Bids and Tenders

Having defined the project and its work volume, collected all drawings and specifications, selected the type of contract, and determined the final form of the contract, the next phase of complex administrative work dawns. In this phase, the project manager becomes familiar with the laws of each country govern­ing contracts and bids for projects. In this sphere, various solu­tions can be sought to reduce undue or unfair manipulation of the project and-or of its contractual arrangements. This is the sphere as well in which sources of possible or actual corruption can be challenged and exposed or blocked, so that fair competition between contractors is maintained and guaranteed.

Most countries have laws that enable access for foreign cons­truction companies to their markets while also encouraging local construction companies.
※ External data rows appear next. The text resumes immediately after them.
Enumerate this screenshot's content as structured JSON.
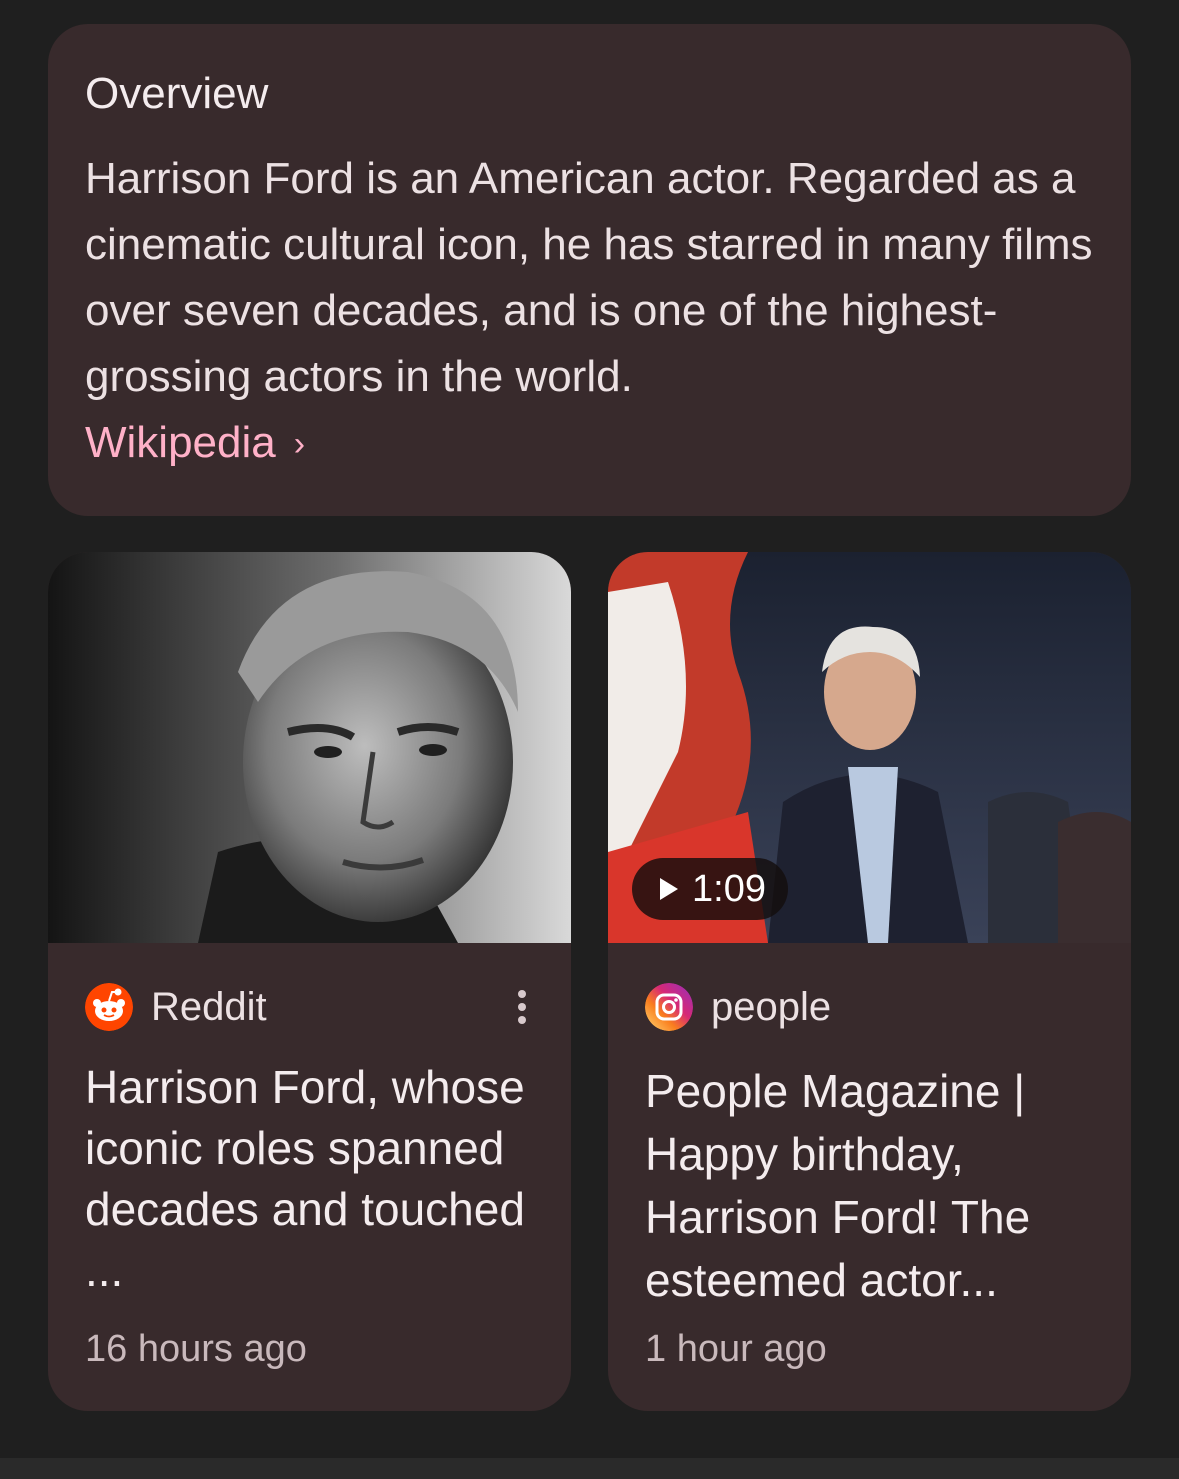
{
  "overview": {
    "title": "Overview",
    "body": "Harrison Ford is an American actor. Regarded as a cinematic cultural icon, he has starred in many films over seven decades, and is one of the highest-grossing actors in the world.",
    "link_label": "Wikipedia",
    "link_chevron": "›"
  },
  "cards": [
    {
      "source": "Reddit",
      "headline": "Harrison Ford, whose iconic roles spanned decades and touched ...",
      "time": "16 hours ago",
      "icon": "reddit-icon"
    },
    {
      "source": "people",
      "headline": "People Magazine | Happy birthday, Harrison Ford! The esteemed actor...",
      "time": "1 hour ago",
      "icon": "instagram-icon",
      "duration": "1:09"
    }
  ],
  "colors": {
    "background": "#1f1f1f",
    "card": "#382a2c",
    "link": "#ffb1c8",
    "text": "#ece1e3"
  }
}
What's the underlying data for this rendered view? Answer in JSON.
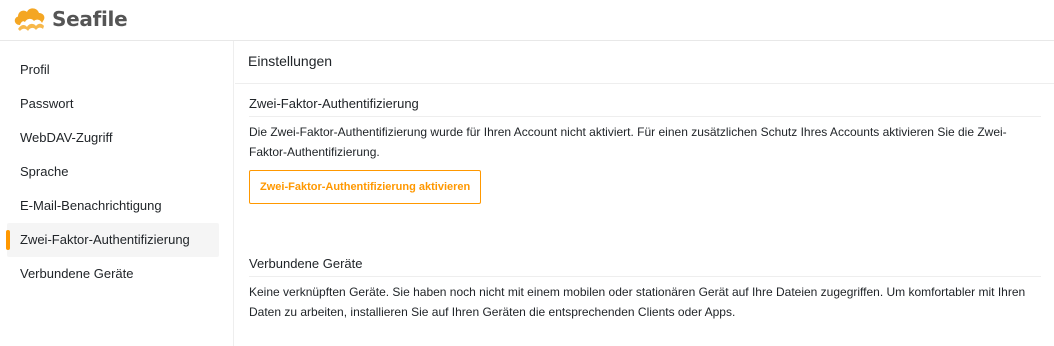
{
  "app": {
    "name": "Seafile",
    "logo_colors": {
      "cloud": "#f4a623",
      "wave": "#f7b84b"
    }
  },
  "sidebar": {
    "items": [
      {
        "label": "Profil",
        "active": false
      },
      {
        "label": "Passwort",
        "active": false
      },
      {
        "label": "WebDAV-Zugriff",
        "active": false
      },
      {
        "label": "Sprache",
        "active": false
      },
      {
        "label": "E-Mail-Benachrichtigung",
        "active": false
      },
      {
        "label": "Zwei-Faktor-Authentifizierung",
        "active": true
      },
      {
        "label": "Verbundene Geräte",
        "active": false
      }
    ],
    "active_indicator_color": "#ff9800"
  },
  "main": {
    "title": "Einstellungen",
    "two_factor": {
      "title": "Zwei-Faktor-Authentifizierung",
      "description": "Die Zwei-Faktor-Authentifizierung wurde für Ihren Account nicht aktiviert. Für einen zusätzlichen Schutz Ihres Accounts aktivieren Sie die Zwei-Faktor-Authentifizierung.",
      "button_label": "Zwei-Faktor-Authentifizierung aktivieren"
    },
    "devices": {
      "title": "Verbundene Geräte",
      "description": "Keine verknüpften Geräte. Sie haben noch nicht mit einem mobilen oder stationären Gerät auf Ihre Dateien zugegriffen. Um komfortabler mit Ihren Daten zu arbeiten, installieren Sie auf Ihren Geräten die entsprechenden Clients oder Apps."
    }
  }
}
As part of mastering this sphere of a proj­ect manager’s responsibilities, it is important to understand the laws governing tendering and bidding procedures. This affects the proj­ect’s primary objective of contracting with a service provider who can accomplish the project’s aims, delivering the required quality at the lowest price. Although the general principles and practices of commercial law are broadly the same across many countries, every country’s legal system has its own peculiar features and usages. Thus, it is not surprising to see international companies doing business in more than one country relying on a contracts department that can manage contracts and tenders according to the specific legal norms of contract law and tendering procedures of each country.

The general framework of the different types of tender is well-established, as are the conditions to be followed and the characteristics of each type of bid. There are certain differences in the financial limits and operational requirements among the main types of tender.